The Defense Department had requested $67 million for airfield pavements, an operations facility and other construction for the 352nd Special Operations Group at Mildenhall, which started receiving the Ospreys earlier this year as part of a massive expansion and overhaul of the group.
The ongoing expansion includes about 900 new servicemembers and dependents, as well as the MC-130J Commando II aircraft as replacements for its aging fleet of MC-130P Combat Shadows.
But, much of the work being performed by the 352nd SOG is occurring in places in northern Africa, and Naval Air Station Sigonella, Italy is closer, according to the Senate Appropriate Committee’s report on 2014 military construction.

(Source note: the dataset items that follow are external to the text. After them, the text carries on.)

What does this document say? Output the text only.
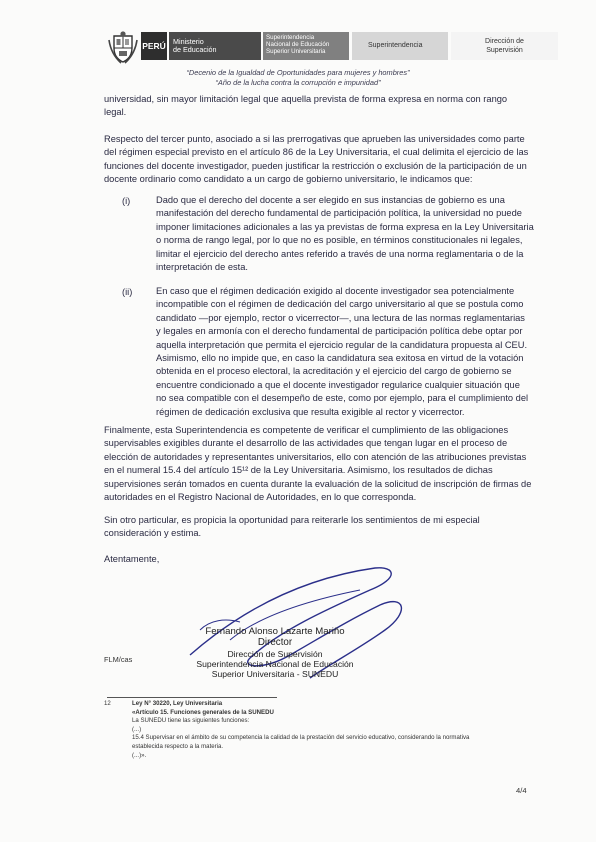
PERÚ Ministerio
de Educación
Superintendencia
Nacional de Educación
Superior Universitaria
Superintendencia
Dirección de
Supervisión
“Decenio de la Igualdad de Oportunidades para mujeres y hombres”
“Año de la lucha contra la corrupción e impunidad”
universidad, sin mayor limitación legal que aquella prevista de forma expresa en norma con rango
legal.
Respecto del tercer punto, asociado a si las prerrogativas que aprueben las universidades como parte
del régimen especial previsto en el artículo 86 de la Ley Universitaria, el cual delimita el ejercicio de las
funciones del docente investigador, pueden justificar la restricción o exclusión de la participación de un
docente ordinario como candidato a un cargo de gobierno universitario, le indicamos que:
(i)	Dado que el derecho del docente a ser elegido en sus instancias de gobierno es una
manifestación del derecho fundamental de participación política, la universidad no puede
imponer limitaciones adicionales a las ya previstas de forma expresa en la Ley Universitaria
o norma de rango legal, por lo que no es posible, en términos constitucionales ni legales,
limitar el ejercicio del derecho antes referido a través de una norma reglamentaria o de la
interpretación de esta.
(ii)	En caso que el régimen dedicación exigido al docente investigador sea potencialmente
incompatible con el régimen de dedicación del cargo universitario al que se postula como
candidato —por ejemplo, rector o vicerrector—, una lectura de las normas reglamentarias
y legales en armonía con el derecho fundamental de participación política debe optar por
aquella interpretación que permita el ejercicio regular de la candidatura propuesta al CEU.
Asimismo, ello no impide que, en caso la candidatura sea exitosa en virtud de la votación
obtenida en el proceso electoral, la acreditación y el ejercicio del cargo de gobierno se
encuentre condicionado a que el docente investigador regularice cualquier situación que
no sea compatible con el desempeño de este, como por ejemplo, para el cumplimiento del
régimen de dedicación exclusiva que resulta exigible al rector y vicerrector.
Finalmente, esta Superintendencia es competente de verificar el cumplimiento de las obligaciones
supervisables exigibles durante el desarrollo de las actividades que tengan lugar en el proceso de
elección de autoridades y representantes universitarios, ello con atención de las atribuciones previstas
en el numeral 15.4 del artículo 15¹² de la Ley Universitaria. Asimismo, los resultados de dichas
supervisiones serán tomados en cuenta durante la evaluación de la solicitud de inscripción de firmas de
autoridades en el Registro Nacional de Autoridades, en lo que corresponda.
Sin otro particular, es propicia la oportunidad para reiterarle los sentimientos de mi especial
consideración y estima.
Atentamente,
Fernando Alonso Lazarte Mariño
Director
Dirección de Supervisión
Superintendencia Nacional de Educación
Superior Universitaria - SUNEDU
FLM/cas
12	Ley N° 30220, Ley Universitaria
«Artículo 15. Funciones generales de la SUNEDU
La SUNEDU tiene las siguientes funciones:
(...)
15.4 Supervisar en el ámbito de su competencia la calidad de la prestación del servicio educativo, considerando la normativa
establecida respecto a la materia.
(...)».
4/4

“Sigonella has become a key launch pad for missions related to Libya, and given the ongoing turmoil in that nation as well as the emergence of terrorist training activities in northern Africa, … Special Operations Command should re-evaluate the decision to beddown the SOF CV-22 mission at Mildenhall,” the report stated.
Sigonella has recently become home to Marines focused on missions in Africa. A Marine Air Ground Task Force arrived in 2012 that conducts counterterrorism training for local forces in Africa. Earlier this year, the base temporarily received a small unit from a Marine rapid-reaction force as the situation in Libya deteriorated.
Plus, the DOD has already spent money to locate the Ospreys in Mildenhall. An official with the 352nd said the new Osprey simulator and building that houses it cost approximately $18 million.
Mildenhall has focused a great deal on Africa in recent years despite its distance. The 100th Air Refueling Wing deployed a unit to Spain in January to provide midair refueling to planes over Mali and has provided support for operations in Libya. Planes from the 352nd evacuated about 60 people from Chad in 2008 after rebels attacked the country’s capital.